Concession de service provisoire : mauvaise publicité pour la ville de Paris...
Dans un arrêt du 5 février 2018, le Conseil d’Etat a annulé la concession provisoire passée par la ville de Paris pour l’exploitation de mobiliers urbains d’information supportant de la publicité - les "panneaux Decaux"... Malgré les enjeux financiers et techniques importants, les sages du palais Royal ont estimé que les conditions permettant de recourir à une concession de service provisoire n’étaient pas remplies.

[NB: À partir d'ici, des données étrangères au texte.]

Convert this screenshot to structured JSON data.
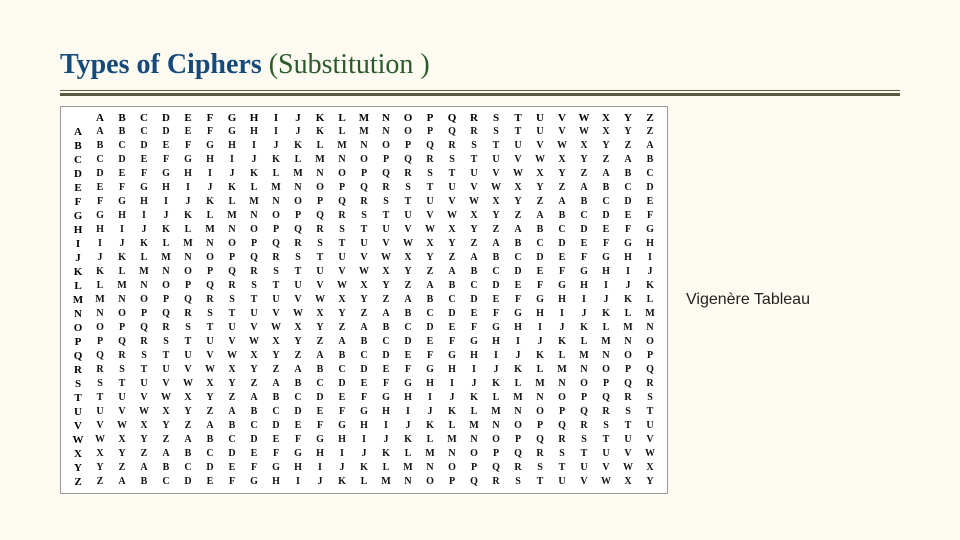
{
  "title": {
    "main": "Types of Ciphers ",
    "paren": "(Substitution )"
  },
  "caption": "Vigenère  Tableau",
  "chart_data": {
    "type": "table",
    "title": "Vigenère Tableau",
    "column_headers": [
      "A",
      "B",
      "C",
      "D",
      "E",
      "F",
      "G",
      "H",
      "I",
      "J",
      "K",
      "L",
      "M",
      "N",
      "O",
      "P",
      "Q",
      "R",
      "S",
      "T",
      "U",
      "V",
      "W",
      "X",
      "Y",
      "Z"
    ],
    "row_headers": [
      "A",
      "B",
      "C",
      "D",
      "E",
      "F",
      "G",
      "H",
      "I",
      "J",
      "K",
      "L",
      "M",
      "N",
      "O",
      "P",
      "Q",
      "R",
      "S",
      "T",
      "U",
      "V",
      "W",
      "X",
      "Y",
      "Z"
    ],
    "rows": [
      [
        "A",
        "B",
        "C",
        "D",
        "E",
        "F",
        "G",
        "H",
        "I",
        "J",
        "K",
        "L",
        "M",
        "N",
        "O",
        "P",
        "Q",
        "R",
        "S",
        "T",
        "U",
        "V",
        "W",
        "X",
        "Y",
        "Z"
      ],
      [
        "B",
        "C",
        "D",
        "E",
        "F",
        "G",
        "H",
        "I",
        "J",
        "K",
        "L",
        "M",
        "N",
        "O",
        "P",
        "Q",
        "R",
        "S",
        "T",
        "U",
        "V",
        "W",
        "X",
        "Y",
        "Z",
        "A"
      ],
      [
        "C",
        "D",
        "E",
        "F",
        "G",
        "H",
        "I",
        "J",
        "K",
        "L",
        "M",
        "N",
        "O",
        "P",
        "Q",
        "R",
        "S",
        "T",
        "U",
        "V",
        "W",
        "X",
        "Y",
        "Z",
        "A",
        "B"
      ],
      [
        "D",
        "E",
        "F",
        "G",
        "H",
        "I",
        "J",
        "K",
        "L",
        "M",
        "N",
        "O",
        "P",
        "Q",
        "R",
        "S",
        "T",
        "U",
        "V",
        "W",
        "X",
        "Y",
        "Z",
        "A",
        "B",
        "C"
      ],
      [
        "E",
        "F",
        "G",
        "H",
        "I",
        "J",
        "K",
        "L",
        "M",
        "N",
        "O",
        "P",
        "Q",
        "R",
        "S",
        "T",
        "U",
        "V",
        "W",
        "X",
        "Y",
        "Z",
        "A",
        "B",
        "C",
        "D"
      ],
      [
        "F",
        "G",
        "H",
        "I",
        "J",
        "K",
        "L",
        "M",
        "N",
        "O",
        "P",
        "Q",
        "R",
        "S",
        "T",
        "U",
        "V",
        "W",
        "X",
        "Y",
        "Z",
        "A",
        "B",
        "C",
        "D",
        "E"
      ],
      [
        "G",
        "H",
        "I",
        "J",
        "K",
        "L",
        "M",
        "N",
        "O",
        "P",
        "Q",
        "R",
        "S",
        "T",
        "U",
        "V",
        "W",
        "X",
        "Y",
        "Z",
        "A",
        "B",
        "C",
        "D",
        "E",
        "F"
      ],
      [
        "H",
        "I",
        "J",
        "K",
        "L",
        "M",
        "N",
        "O",
        "P",
        "Q",
        "R",
        "S",
        "T",
        "U",
        "V",
        "W",
        "X",
        "Y",
        "Z",
        "A",
        "B",
        "C",
        "D",
        "E",
        "F",
        "G"
      ],
      [
        "I",
        "J",
        "K",
        "L",
        "M",
        "N",
        "O",
        "P",
        "Q",
        "R",
        "S",
        "T",
        "U",
        "V",
        "W",
        "X",
        "Y",
        "Z",
        "A",
        "B",
        "C",
        "D",
        "E",
        "F",
        "G",
        "H"
      ],
      [
        "J",
        "K",
        "L",
        "M",
        "N",
        "O",
        "P",
        "Q",
        "R",
        "S",
        "T",
        "U",
        "V",
        "W",
        "X",
        "Y",
        "Z",
        "A",
        "B",
        "C",
        "D",
        "E",
        "F",
        "G",
        "H",
        "I"
      ],
      [
        "K",
        "L",
        "M",
        "N",
        "O",
        "P",
        "Q",
        "R",
        "S",
        "T",
        "U",
        "V",
        "W",
        "X",
        "Y",
        "Z",
        "A",
        "B",
        "C",
        "D",
        "E",
        "F",
        "G",
        "H",
        "I",
        "J"
      ],
      [
        "L",
        "M",
        "N",
        "O",
        "P",
        "Q",
        "R",
        "S",
        "T",
        "U",
        "V",
        "W",
        "X",
        "Y",
        "Z",
        "A",
        "B",
        "C",
        "D",
        "E",
        "F",
        "G",
        "H",
        "I",
        "J",
        "K"
      ],
      [
        "M",
        "N",
        "O",
        "P",
        "Q",
        "R",
        "S",
        "T",
        "U",
        "V",
        "W",
        "X",
        "Y",
        "Z",
        "A",
        "B",
        "C",
        "D",
        "E",
        "F",
        "G",
        "H",
        "I",
        "J",
        "K",
        "L"
      ],
      [
        "N",
        "O",
        "P",
        "Q",
        "R",
        "S",
        "T",
        "U",
        "V",
        "W",
        "X",
        "Y",
        "Z",
        "A",
        "B",
        "C",
        "D",
        "E",
        "F",
        "G",
        "H",
        "I",
        "J",
        "K",
        "L",
        "M"
      ],
      [
        "O",
        "P",
        "Q",
        "R",
        "S",
        "T",
        "U",
        "V",
        "W",
        "X",
        "Y",
        "Z",
        "A",
        "B",
        "C",
        "D",
        "E",
        "F",
        "G",
        "H",
        "I",
        "J",
        "K",
        "L",
        "M",
        "N"
      ],
      [
        "P",
        "Q",
        "R",
        "S",
        "T",
        "U",
        "V",
        "W",
        "X",
        "Y",
        "Z",
        "A",
        "B",
        "C",
        "D",
        "E",
        "F",
        "G",
        "H",
        "I",
        "J",
        "K",
        "L",
        "M",
        "N",
        "O"
      ],
      [
        "Q",
        "R",
        "S",
        "T",
        "U",
        "V",
        "W",
        "X",
        "Y",
        "Z",
        "A",
        "B",
        "C",
        "D",
        "E",
        "F",
        "G",
        "H",
        "I",
        "J",
        "K",
        "L",
        "M",
        "N",
        "O",
        "P"
      ],
      [
        "R",
        "S",
        "T",
        "U",
        "V",
        "W",
        "X",
        "Y",
        "Z",
        "A",
        "B",
        "C",
        "D",
        "E",
        "F",
        "G",
        "H",
        "I",
        "J",
        "K",
        "L",
        "M",
        "N",
        "O",
        "P",
        "Q"
      ],
      [
        "S",
        "T",
        "U",
        "V",
        "W",
        "X",
        "Y",
        "Z",
        "A",
        "B",
        "C",
        "D",
        "E",
        "F",
        "G",
        "H",
        "I",
        "J",
        "K",
        "L",
        "M",
        "N",
        "O",
        "P",
        "Q",
        "R"
      ],
      [
        "T",
        "U",
        "V",
        "W",
        "X",
        "Y",
        "Z",
        "A",
        "B",
        "C",
        "D",
        "E",
        "F",
        "G",
        "H",
        "I",
        "J",
        "K",
        "L",
        "M",
        "N",
        "O",
        "P",
        "Q",
        "R",
        "S"
      ],
      [
        "U",
        "V",
        "W",
        "X",
        "Y",
        "Z",
        "A",
        "B",
        "C",
        "D",
        "E",
        "F",
        "G",
        "H",
        "I",
        "J",
        "K",
        "L",
        "M",
        "N",
        "O",
        "P",
        "Q",
        "R",
        "S",
        "T"
      ],
      [
        "V",
        "W",
        "X",
        "Y",
        "Z",
        "A",
        "B",
        "C",
        "D",
        "E",
        "F",
        "G",
        "H",
        "I",
        "J",
        "K",
        "L",
        "M",
        "N",
        "O",
        "P",
        "Q",
        "R",
        "S",
        "T",
        "U"
      ],
      [
        "W",
        "X",
        "Y",
        "Z",
        "A",
        "B",
        "C",
        "D",
        "E",
        "F",
        "G",
        "H",
        "I",
        "J",
        "K",
        "L",
        "M",
        "N",
        "O",
        "P",
        "Q",
        "R",
        "S",
        "T",
        "U",
        "V"
      ],
      [
        "X",
        "Y",
        "Z",
        "A",
        "B",
        "C",
        "D",
        "E",
        "F",
        "G",
        "H",
        "I",
        "J",
        "K",
        "L",
        "M",
        "N",
        "O",
        "P",
        "Q",
        "R",
        "S",
        "T",
        "U",
        "V",
        "W"
      ],
      [
        "Y",
        "Z",
        "A",
        "B",
        "C",
        "D",
        "E",
        "F",
        "G",
        "H",
        "I",
        "J",
        "K",
        "L",
        "M",
        "N",
        "O",
        "P",
        "Q",
        "R",
        "S",
        "T",
        "U",
        "V",
        "W",
        "X"
      ],
      [
        "Z",
        "A",
        "B",
        "C",
        "D",
        "E",
        "F",
        "G",
        "H",
        "I",
        "J",
        "K",
        "L",
        "M",
        "N",
        "O",
        "P",
        "Q",
        "R",
        "S",
        "T",
        "U",
        "V",
        "W",
        "X",
        "Y"
      ]
    ]
  }
}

Cette décision marque le point final d’une affaire qui dure depuis plus d’un an. La ville de Paris avait attribué en février 2007 une concession de service relative à l’exploitation de mobiliers urbains d’information à caractère général ou local à la société des mobiliers urbains pour la publicité et l’information (Somupi), filiale de JCDecaux. La convention arrivant à son terme, la collectivité avait lancé une nouvelle de procédure de passation. Toutefois, en avril 2017, le juge du référé précontractuel du tribunal administratif (TA) de Paris avait annulé cette procédure. Cette ordonnance avait été confirmée par le Conseil d’Etat en septembre 2017.
Le terme du précédant contrat ayant été fixé au 31 décembre 2017, la ville de Paris a alors décidé, par une délibération de novembre 2017, d’attribuer sans publicité ni mise en concurrence un contrat de concession de service provisoire à la Somupi, déjà titulaire de la précédente convention. Les sociétés Clear Channel France et Exterion Média France, dont l’activité correspond à l’objet de la concession, ont alors saisi le juge du référé précontractuel du TA de Paris. Ce dernier a annulé la procédure en litige, la convention ne réunissant pas les conditions pour être passée sans publicité ni mise en concurrence. Suite à cette ordonnance, la ville de Paris et la Somupi ont saisi le Conseil d’Etat d’un pourvoi en cassation.
L’intérêt financier ne suffit pas !
La haute juridiction administrative a tout d’abord rappelé sa position de principe concernant la passation de concession provisoire : "En cas d'urgence résultant de l'impossibilité dans laquelle se trouve la personne publique, indépendamment de sa volonté, de continuer à faire assurer le service par son cocontractant ou de l'assurer elle-même, elle peut, lorsque l'exige un motif d'intérêt général tenant à la continuité du service public conclure, à titre provisoire, un nouveau contrat de concession de service sans respecter au préalable les règles de publicité prescrites."
Si les requérantes soutenaient que la passation d’une concession provisoire était nécessaire pour éviter une rupture dans la continuité du service public d’information municipale, le Conseil d’Etat n’a pas suivi ce raisonnement. Il a notamment jugé que "la grande diversité des moyens de communication, par voie électronique ou sous forme d’affiche ou de magazines, dont dispose la ville de Paris" sont suffisants "pour assurer la continuité du service public de l'information municipale en cas d'interruption du service d'exploitation du mobilier urbain d'information".
La ville de Paris avait également mis en avant l’intérêt financier que représentait pour elle cette convention provisoire, estimant la redevance attendue à 40 millions d’euros. Sur ce point, le Conseil d’Etat a rappelé que seul des impératifs de continuité du service public de l’information municipale pouvaient justifier le recours à une concession provisoire, écartant ainsi tout intérêt financier, quel qu’en soit l’ampleur.
En outre, le caractère urgent de la situation ne pouvait en tout état de cause être reconnu, la situation dans laquelle la ville de Paris se trouvait n’étant pas indépendante de sa volonté. En effet, plus de sept mois s’étaient écoulés entre l’annulation juridictionnelle de la procédure initiale et le lancement d’une nouvelle procédure de passation.
Les conditions pour conclure une concession provisoire, et donc échapper aux règles de publicité et de mise en concurrence, n’étant pas réunies, les juges de cassation ont rejeté les pourvois de la ville de Paris et de la société titulaire. Cette décision a un impact important pour la collectivité, tant du point de vue financier que technique puisqu’elle entraîne le démontage de plus de 1.600 affichages publicitaires. Compte tenu la durée des procédures de passation, et comme l'avait souligné l'avocat de la ville de Paris lors de l'audience publique du 24 janvier, la collectivité devra trouver pour les mois à venir des solutions alternatives pour assurer "la visibilité de certains évènements et l'attractivité de la capitale".